Health insurance is mandatory in Germany: This applies to permanent residents as well as to international students or employees staying temporarily. We are here to guide you through the differences between Germany’s two distinct insurance systems, i.e., private and public health care, and to provide information on coverage and contributions as well as on how to choose or switch your individual insurance plan.
Germany's health insurance options
In Germany, you are free to choose your doctor, whether it is for the common cold requiring a prescription, a sick leave notice, or for the ongoing treatment of a chronic illness by a specialist. Health insurance is a legal requirement and is therefore mandatory for everyone in Germany, including permanent residents, immigrants, and international students.
To offset the potentially high costs associated with various treatments and medical services, two separate insurance systems are in place: statutory and private health insurance. While both systems guarantee a similar level of medical care, there are substantial differences between the two. These distinctions include eligibility criteria, costs, services covered, and more.
What is public health insurance?
The most common form of health coverage in Germany is public health insurance, or statutory health insurance. Membership in this system is mandatory and nearly everyone is automatically eligible to receive this kind of insurance. The following groups are entitled to statutory health insurance:
- Students
- The unemployed
- Employees
- Pensioners
Public health insurance providers such as Barmer cover the costs of various essential medical services. This includes routine check-ups with general practitioners or specialists, emergency hospital treatments, basic dental care, and prescribed medications. However, certain services may only be partially covered or require full payment by the patient, such as specific vaccinations.
If you have children, they can be included in your public health care plan at no additional cost. The family coverage option is applicable until the children reach a certain age and can be extended until they turn 23 if they are still attending school or undergoing an apprenticeship. Students are covered up to the age of 25.

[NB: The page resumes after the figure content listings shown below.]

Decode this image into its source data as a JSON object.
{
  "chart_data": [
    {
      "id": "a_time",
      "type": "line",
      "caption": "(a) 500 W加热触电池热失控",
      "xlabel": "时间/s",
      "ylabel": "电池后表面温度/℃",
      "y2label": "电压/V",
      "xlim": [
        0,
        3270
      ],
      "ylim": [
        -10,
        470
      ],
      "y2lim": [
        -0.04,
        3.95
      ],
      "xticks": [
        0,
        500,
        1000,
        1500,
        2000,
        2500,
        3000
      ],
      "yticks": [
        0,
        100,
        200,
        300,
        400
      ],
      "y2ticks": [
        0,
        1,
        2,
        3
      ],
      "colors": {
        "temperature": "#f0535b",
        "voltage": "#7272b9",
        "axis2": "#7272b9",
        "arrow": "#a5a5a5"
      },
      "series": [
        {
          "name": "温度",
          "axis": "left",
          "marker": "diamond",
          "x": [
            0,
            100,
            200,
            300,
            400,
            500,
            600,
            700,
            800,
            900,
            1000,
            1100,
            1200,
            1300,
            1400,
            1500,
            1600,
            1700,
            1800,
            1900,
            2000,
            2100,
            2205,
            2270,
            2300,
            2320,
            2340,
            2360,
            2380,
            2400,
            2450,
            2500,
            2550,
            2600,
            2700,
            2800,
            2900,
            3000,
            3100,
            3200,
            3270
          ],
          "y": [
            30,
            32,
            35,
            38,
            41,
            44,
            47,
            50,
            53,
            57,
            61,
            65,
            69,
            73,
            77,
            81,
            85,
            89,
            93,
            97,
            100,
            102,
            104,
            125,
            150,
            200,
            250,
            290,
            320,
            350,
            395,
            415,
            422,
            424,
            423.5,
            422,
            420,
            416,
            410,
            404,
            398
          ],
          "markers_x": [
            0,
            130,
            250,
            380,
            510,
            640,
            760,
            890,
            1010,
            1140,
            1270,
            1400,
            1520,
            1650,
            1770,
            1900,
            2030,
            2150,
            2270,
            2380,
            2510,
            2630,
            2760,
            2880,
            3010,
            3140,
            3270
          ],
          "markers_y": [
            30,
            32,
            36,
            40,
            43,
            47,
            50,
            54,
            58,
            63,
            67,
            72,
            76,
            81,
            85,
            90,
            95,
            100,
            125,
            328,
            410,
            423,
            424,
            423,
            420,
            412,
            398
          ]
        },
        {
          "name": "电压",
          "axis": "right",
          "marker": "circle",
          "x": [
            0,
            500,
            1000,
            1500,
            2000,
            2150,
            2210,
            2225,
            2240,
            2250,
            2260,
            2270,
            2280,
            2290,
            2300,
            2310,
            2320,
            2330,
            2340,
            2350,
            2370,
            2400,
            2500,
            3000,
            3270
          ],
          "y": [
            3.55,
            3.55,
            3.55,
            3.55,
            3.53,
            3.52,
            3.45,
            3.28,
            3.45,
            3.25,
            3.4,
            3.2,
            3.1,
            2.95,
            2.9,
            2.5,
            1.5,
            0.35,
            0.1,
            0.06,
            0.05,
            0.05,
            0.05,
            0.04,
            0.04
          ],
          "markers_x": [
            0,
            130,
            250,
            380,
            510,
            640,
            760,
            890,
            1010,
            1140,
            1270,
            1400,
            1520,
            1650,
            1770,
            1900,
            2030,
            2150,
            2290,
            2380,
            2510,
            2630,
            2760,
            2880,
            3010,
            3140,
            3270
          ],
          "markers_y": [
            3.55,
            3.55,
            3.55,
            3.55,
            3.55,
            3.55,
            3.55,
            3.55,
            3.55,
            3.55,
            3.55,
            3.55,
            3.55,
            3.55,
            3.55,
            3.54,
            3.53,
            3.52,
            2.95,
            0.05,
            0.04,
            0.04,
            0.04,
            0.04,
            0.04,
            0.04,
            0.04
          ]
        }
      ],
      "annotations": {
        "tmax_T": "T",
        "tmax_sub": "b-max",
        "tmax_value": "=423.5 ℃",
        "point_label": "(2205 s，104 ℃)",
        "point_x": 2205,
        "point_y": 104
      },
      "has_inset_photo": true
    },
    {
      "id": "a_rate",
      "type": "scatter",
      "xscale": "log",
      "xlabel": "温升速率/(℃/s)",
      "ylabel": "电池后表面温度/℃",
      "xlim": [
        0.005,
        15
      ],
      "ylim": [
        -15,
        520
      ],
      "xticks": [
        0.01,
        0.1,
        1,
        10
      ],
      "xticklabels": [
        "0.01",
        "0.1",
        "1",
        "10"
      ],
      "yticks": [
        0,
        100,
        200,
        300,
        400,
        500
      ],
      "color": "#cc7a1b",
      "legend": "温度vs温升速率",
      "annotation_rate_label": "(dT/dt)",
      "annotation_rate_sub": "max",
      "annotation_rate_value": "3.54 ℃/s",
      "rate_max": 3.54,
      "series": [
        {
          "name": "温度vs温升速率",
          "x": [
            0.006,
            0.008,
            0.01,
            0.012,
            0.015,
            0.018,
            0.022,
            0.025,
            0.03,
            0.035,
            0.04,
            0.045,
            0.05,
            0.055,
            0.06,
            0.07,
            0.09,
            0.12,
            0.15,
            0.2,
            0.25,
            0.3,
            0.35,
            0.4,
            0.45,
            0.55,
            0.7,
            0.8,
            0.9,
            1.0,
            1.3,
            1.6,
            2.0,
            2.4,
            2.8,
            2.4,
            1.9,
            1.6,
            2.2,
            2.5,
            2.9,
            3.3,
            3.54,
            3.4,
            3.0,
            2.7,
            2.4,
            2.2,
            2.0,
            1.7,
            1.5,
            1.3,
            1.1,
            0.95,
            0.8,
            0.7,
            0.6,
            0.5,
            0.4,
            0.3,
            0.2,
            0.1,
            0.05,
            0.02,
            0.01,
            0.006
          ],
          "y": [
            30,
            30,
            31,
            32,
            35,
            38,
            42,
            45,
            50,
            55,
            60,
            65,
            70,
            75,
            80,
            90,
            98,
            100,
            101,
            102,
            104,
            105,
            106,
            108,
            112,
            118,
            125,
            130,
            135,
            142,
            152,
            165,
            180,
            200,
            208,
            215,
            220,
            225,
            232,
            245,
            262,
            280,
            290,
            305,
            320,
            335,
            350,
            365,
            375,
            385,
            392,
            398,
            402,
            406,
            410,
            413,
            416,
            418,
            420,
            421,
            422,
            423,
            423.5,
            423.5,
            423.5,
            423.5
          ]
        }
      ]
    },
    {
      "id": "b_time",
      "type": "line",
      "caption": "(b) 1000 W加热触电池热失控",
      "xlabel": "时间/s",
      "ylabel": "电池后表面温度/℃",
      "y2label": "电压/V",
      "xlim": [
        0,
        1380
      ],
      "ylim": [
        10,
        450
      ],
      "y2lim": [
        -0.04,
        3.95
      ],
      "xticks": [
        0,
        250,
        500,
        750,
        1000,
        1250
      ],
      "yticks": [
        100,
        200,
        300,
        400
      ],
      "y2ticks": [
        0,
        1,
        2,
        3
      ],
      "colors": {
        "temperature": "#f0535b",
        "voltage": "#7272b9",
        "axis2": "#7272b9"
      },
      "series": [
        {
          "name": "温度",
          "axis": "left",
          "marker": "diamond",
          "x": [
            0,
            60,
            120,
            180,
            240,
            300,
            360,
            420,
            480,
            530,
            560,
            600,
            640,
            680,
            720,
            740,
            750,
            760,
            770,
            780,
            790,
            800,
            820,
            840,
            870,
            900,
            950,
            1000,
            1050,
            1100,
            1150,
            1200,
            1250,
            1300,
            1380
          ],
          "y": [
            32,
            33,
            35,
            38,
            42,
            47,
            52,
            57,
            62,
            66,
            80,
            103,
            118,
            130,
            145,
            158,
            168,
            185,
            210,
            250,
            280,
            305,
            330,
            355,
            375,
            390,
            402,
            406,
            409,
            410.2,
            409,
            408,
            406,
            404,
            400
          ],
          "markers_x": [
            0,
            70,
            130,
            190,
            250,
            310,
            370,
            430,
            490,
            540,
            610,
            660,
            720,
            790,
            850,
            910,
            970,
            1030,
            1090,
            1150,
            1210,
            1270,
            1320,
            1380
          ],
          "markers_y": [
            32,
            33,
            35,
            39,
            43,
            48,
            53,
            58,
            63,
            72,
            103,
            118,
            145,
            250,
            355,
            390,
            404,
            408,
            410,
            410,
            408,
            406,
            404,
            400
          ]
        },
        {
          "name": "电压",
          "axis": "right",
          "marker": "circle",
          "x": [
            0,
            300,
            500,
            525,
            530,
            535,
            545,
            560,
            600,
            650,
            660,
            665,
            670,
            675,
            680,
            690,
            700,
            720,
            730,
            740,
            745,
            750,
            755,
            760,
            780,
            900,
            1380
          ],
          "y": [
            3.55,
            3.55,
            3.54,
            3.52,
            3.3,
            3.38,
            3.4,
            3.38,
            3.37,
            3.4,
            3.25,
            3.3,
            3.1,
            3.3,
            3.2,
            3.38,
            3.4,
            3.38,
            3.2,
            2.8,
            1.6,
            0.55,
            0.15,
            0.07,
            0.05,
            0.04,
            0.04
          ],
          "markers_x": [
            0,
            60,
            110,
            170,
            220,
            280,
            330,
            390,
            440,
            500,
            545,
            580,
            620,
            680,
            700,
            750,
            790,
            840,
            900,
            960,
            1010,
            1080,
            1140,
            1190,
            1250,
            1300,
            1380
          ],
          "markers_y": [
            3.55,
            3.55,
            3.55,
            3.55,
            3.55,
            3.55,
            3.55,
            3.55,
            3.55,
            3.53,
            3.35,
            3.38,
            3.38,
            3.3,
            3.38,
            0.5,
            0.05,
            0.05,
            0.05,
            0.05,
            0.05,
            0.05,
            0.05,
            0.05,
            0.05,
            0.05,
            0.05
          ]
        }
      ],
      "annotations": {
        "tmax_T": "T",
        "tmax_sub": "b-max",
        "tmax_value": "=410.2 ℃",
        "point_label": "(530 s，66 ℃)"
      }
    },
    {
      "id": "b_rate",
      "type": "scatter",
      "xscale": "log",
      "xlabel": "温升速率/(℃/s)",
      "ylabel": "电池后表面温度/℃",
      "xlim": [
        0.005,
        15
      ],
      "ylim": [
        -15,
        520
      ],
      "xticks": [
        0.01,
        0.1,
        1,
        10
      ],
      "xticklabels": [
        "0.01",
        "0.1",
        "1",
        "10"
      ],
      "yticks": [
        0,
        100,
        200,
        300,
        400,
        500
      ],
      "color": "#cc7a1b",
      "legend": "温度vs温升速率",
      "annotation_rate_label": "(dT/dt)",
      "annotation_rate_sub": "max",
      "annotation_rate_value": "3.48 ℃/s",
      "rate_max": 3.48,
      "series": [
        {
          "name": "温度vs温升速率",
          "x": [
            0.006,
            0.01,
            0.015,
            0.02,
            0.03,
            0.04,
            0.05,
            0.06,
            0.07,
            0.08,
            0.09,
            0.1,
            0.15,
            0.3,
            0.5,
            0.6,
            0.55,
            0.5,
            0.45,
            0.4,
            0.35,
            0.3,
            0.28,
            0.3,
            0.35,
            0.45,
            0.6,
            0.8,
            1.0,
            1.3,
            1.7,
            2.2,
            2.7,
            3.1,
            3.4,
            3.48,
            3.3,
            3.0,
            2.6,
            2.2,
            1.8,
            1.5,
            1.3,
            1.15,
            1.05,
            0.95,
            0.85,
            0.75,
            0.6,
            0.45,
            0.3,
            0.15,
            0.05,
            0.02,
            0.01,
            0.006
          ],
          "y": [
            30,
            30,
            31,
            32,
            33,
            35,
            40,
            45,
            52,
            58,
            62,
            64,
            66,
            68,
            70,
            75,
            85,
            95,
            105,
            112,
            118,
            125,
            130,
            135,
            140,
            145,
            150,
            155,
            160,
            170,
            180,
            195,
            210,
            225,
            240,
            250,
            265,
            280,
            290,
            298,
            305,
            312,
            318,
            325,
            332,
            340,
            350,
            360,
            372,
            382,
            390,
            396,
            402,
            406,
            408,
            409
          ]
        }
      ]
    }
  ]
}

The solidarity principle in statutory health insurance
The solidarity principle underpinning statutory health insurance in Germany ensures that everyone has equal access to medical treatment, irrespective of their employment status or medical history. Your monthly premium is directly tied to your income, meaning that lower-income individuals pay lower contributions, while those with higher incomes contribute more.
However, higher earnings do not lead to continuously increasing contributions, as there is a capped threshold in effect. Consequently, only your gross income up to an annual amount of 62,100 euro is considered for contribution calculations.
How does private health insurance work in Germany?
Private health insurers are private companies that provide either basic health insurance or supplementary health insurance coverage. Unlike its statutory counterpart in Germany, private health insurance is less common as it is available to a smaller eligible population. To qualify for this system and to become a member, certain criteria must be met. An important consideration is your annual income, which must surpass a designated threshold. As of 2024, you must earn a gross income of more than 69,300 euro per year to be eligible for private insurance. Moreover, certain professions or statuses automatically qualify for private health insurance, e.g. self-employed individuals and civil servants.
Private health insurance encompasses all essential medical care services. Additionally, you must choose your own coverage options by including special treatments in your insurance plan. This can extend to specific dental care or optician’s services, which typically fall outside the coverage of the statutory health insurance. It is important to note that, unlike statutory health insurance, patients may under certain circumstances be required to pay for treatments and health care services upfront. Subsequently, the private insurer reimburses the cost after the patient submits the invoice – in cases where treatment was indeed necessary. Insurers may demand a cost estimate beforehand.
It is also important to note that it is possible to complement public health insurance with supplemental private insurance for additional services.
Calculating premiums in private health insurance
Unlike the public insurance system, private health insurance premiums are not influenced by your income. Instead, your age and medical history determine the amount you have to pay each month. Although these individual insurance plans may come with a higher premium, privately insured patients often enjoy advantages such as shorter wait times for doctor’s or specialist’s appointments.